To create compliance rules using a Custom Property Class

  1. Open the component template that you created previously.
  2. On the Compliance tab, add a new rule. 
    Add the following basic condition: 
    "Configuration File Entry:/tmp/??MYAPP.INSTANCE_NAME??/myfile.properties//MyEnv"."Value1 as String (All OS)" equals "??MYAPP.INSTANCE_NAME??"
    "Configuration File Entry:/tmp/??MYAPP.INSTANCE_NAME??/myfile.properties//MyDatabase"."Value1 as String (All OS)" equals "??MYAPP.DATABASE_NAME??"
  3. On the Remediation tab within the rule, select the BLPackage that you created earlier and fill in the Value settings as shown below. Allow auto-remediation if you like.
  4. Save the rule.
  5. Create another rule and remediation for the myconfig.properties entry using the second BLPackage created previously.
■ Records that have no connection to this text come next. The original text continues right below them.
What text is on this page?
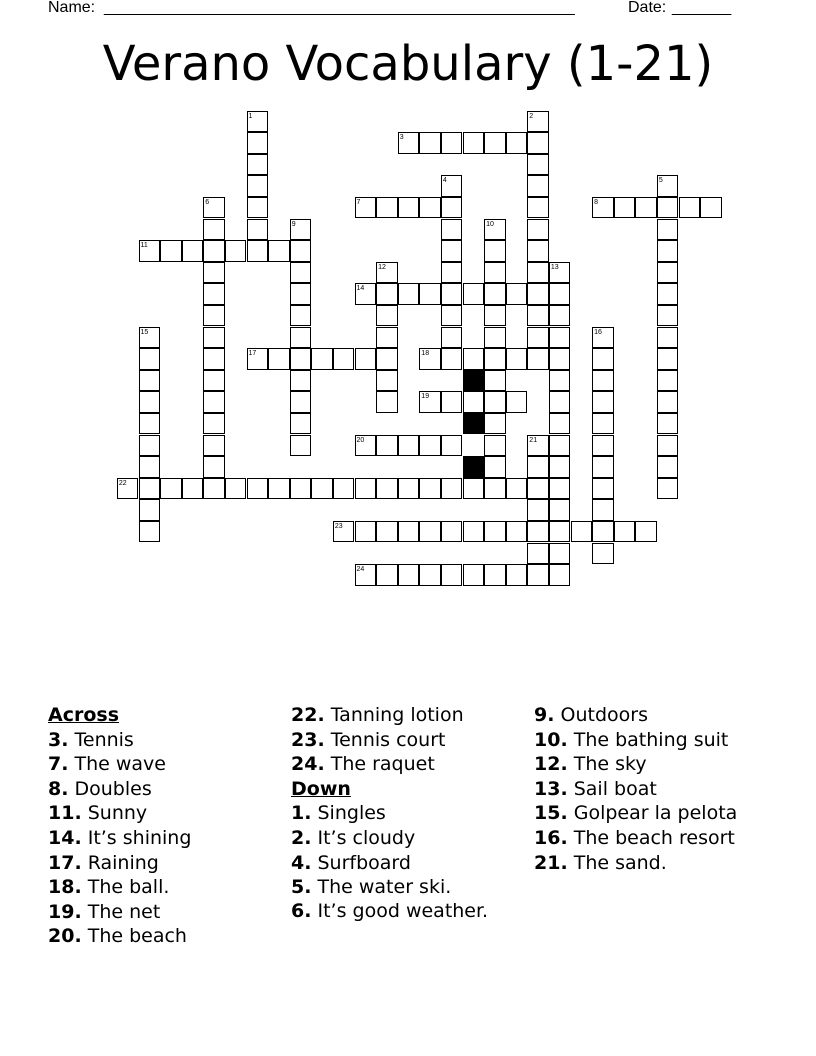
Name: ________________________________________________________	Date: _______
Verano Vocabulary (1-21)
1	2
3
4	5
6	7	8
9	10
11
12	13
14
15	16
17	18
19
20	21
22
23
24
Across
3. Tennis
7. The wave
8. Doubles
11. Sunny
14. It’s shining
17. Raining
18. The ball.
19. The net
20. The beach
22. Tanning lotion
23. Tennis court
24. The raquet
Down
1. Singles
2. It’s cloudy
4. Surfboard
5. The water ski.
6. It’s good weather.
9. Outdoors
10. The bathing suit
12. The sky
13. Sail boat
15. Golpear la pelota
16. The beach resort
21. The sand.
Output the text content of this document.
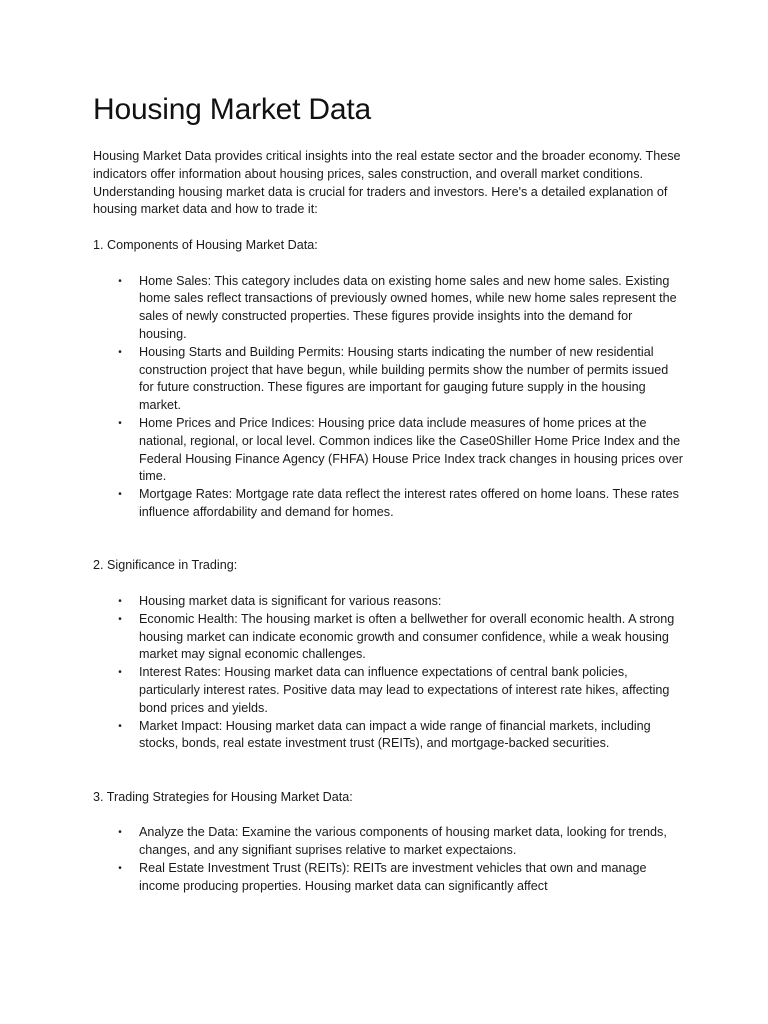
Housing Market Data

Housing Market Data provides critical insights into the real estate sector and the broader economy. These indicators offer information about housing prices, sales construction, and overall market conditions. Understanding housing market data is crucial for traders and investors. Here's a detailed explanation of housing market data and how to trade it:

1. Components of Housing Market Data:

• Home Sales: This category includes data on existing home sales and new home sales. Existing home sales reflect transactions of previously owned homes, while new home sales represent the sales of newly constructed properties. These figures provide insights into the demand for housing.
• Housing Starts and Building Permits: Housing starts indicating the number of new residential construction project that have begun, while building permits show the number of permits issued for future construction. These figures are important for gauging future supply in the housing market.
• Home Prices and Price Indices: Housing price data include measures of home prices at the national, regional, or local level. Common indices like the Case0Shiller Home Price Index and the Federal Housing Finance Agency (FHFA) House Price Index track changes in housing prices over time.
• Mortgage Rates: Mortgage rate data reflect the interest rates offered on home loans. These rates influence affordability and demand for homes.

2. Significance in Trading:

• Housing market data is significant for various reasons:
• Economic Health: The housing market is often a bellwether for overall economic health. A strong housing market can indicate economic growth and consumer confidence, while a weak housing market may signal economic challenges.
• Interest Rates: Housing market data can influence expectations of central bank policies, particularly interest rates. Positive data may lead to expectations of interest rate hikes, affecting bond prices and yields.
• Market Impact: Housing market data can impact a wide range of financial markets, including stocks, bonds, real estate investment trust (REITs), and mortgage-backed securities.

3. Trading Strategies for Housing Market Data:

• Analyze the Data: Examine the various components of housing market data, looking for trends, changes, and any signifiant suprises relative to market expectaions.
• Real Estate Investment Trust (REITs): REITs are investment vehicles that own and manage income producing properties. Housing market data can significantly affect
Running a Compliance Job for compliance analysis and remediation

  1. Using the template, create a Compliance Job and run it against the three components for the template.
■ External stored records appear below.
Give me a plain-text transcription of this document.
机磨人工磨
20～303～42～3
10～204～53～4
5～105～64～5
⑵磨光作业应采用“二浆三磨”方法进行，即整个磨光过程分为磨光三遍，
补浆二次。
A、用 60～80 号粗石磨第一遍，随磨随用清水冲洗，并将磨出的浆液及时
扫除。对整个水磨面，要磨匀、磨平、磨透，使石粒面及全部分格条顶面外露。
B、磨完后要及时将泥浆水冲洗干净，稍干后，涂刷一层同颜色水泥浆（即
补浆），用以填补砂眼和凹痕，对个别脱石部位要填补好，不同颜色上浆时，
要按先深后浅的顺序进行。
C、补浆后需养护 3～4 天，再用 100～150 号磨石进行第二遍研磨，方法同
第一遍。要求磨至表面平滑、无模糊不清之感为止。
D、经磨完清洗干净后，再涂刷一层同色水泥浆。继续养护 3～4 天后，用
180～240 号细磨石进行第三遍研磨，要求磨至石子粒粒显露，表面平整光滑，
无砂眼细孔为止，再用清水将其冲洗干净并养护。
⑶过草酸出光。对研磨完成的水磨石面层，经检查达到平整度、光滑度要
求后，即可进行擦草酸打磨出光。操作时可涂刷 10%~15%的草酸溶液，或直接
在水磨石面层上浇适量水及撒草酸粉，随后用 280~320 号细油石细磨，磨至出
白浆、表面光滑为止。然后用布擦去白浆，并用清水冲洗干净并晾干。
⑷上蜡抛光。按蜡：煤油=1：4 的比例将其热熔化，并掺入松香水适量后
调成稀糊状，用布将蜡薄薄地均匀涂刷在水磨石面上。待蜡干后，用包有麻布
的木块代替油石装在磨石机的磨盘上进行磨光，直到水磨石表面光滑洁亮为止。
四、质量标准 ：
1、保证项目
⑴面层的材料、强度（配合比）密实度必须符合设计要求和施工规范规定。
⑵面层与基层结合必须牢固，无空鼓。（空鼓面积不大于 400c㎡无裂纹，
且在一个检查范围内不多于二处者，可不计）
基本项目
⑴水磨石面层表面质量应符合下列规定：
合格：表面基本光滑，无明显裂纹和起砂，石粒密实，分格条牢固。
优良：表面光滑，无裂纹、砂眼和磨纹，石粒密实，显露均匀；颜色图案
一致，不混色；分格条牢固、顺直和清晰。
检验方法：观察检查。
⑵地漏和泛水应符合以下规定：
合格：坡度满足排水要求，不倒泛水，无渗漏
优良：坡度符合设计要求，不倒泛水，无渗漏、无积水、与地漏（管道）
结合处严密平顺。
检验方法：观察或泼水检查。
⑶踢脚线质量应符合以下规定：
  2. Right-click the Server View node and select Remediate. You can remediate at the Server, Component, or Rule level. 
    Then, in the Remediate Job Result window, enter your input for the following job specifications:

    • A name for the remediation job.
    • A location for storing the associated BLPackages.
    • A location for storing Deploy Jobs or a Batch Job (in the case of multiple Deploy Jobs) that are generated by the remediation job.
    • If you have multiple rules in the component template that use the same properties (with the same names, created for the same purpose), ensure that you clear the Keep each local property name unique in remediation package check box, so that each property is listed only once in the BLPackages associated with the job. Otherwise, the BLPackage will have duplicate property names created (such as INSTANCE_NAME (2)) for those duplicate properties.
      In our example we will clear the Keep each local property name unique in remediation package box, because both Rule1 and Rule2 reference the INSTANCE_NAME property.
    • If you want to target the Components instead of the Server object, clear the Use servers as remediation target option. This requires that the Deploy action is checked in the associated Component Template. This would be required if the role running the remediation does not have access to the server object, or if there are required properties set at the Component level that are used in the Deploy Job.
  3. The Remediation Job wizard will pop up a Batch Job. This Batch Job will control the multiple Deploy Jobs necessary for remediating the target components. Inspect the child jobs, to ensure that the property values that are being passed on to the BLPackage in each child job are appropriate for the instance.


  4. Run the Batch Job, and then re-run the Compliance Job and see that all instances are compliant.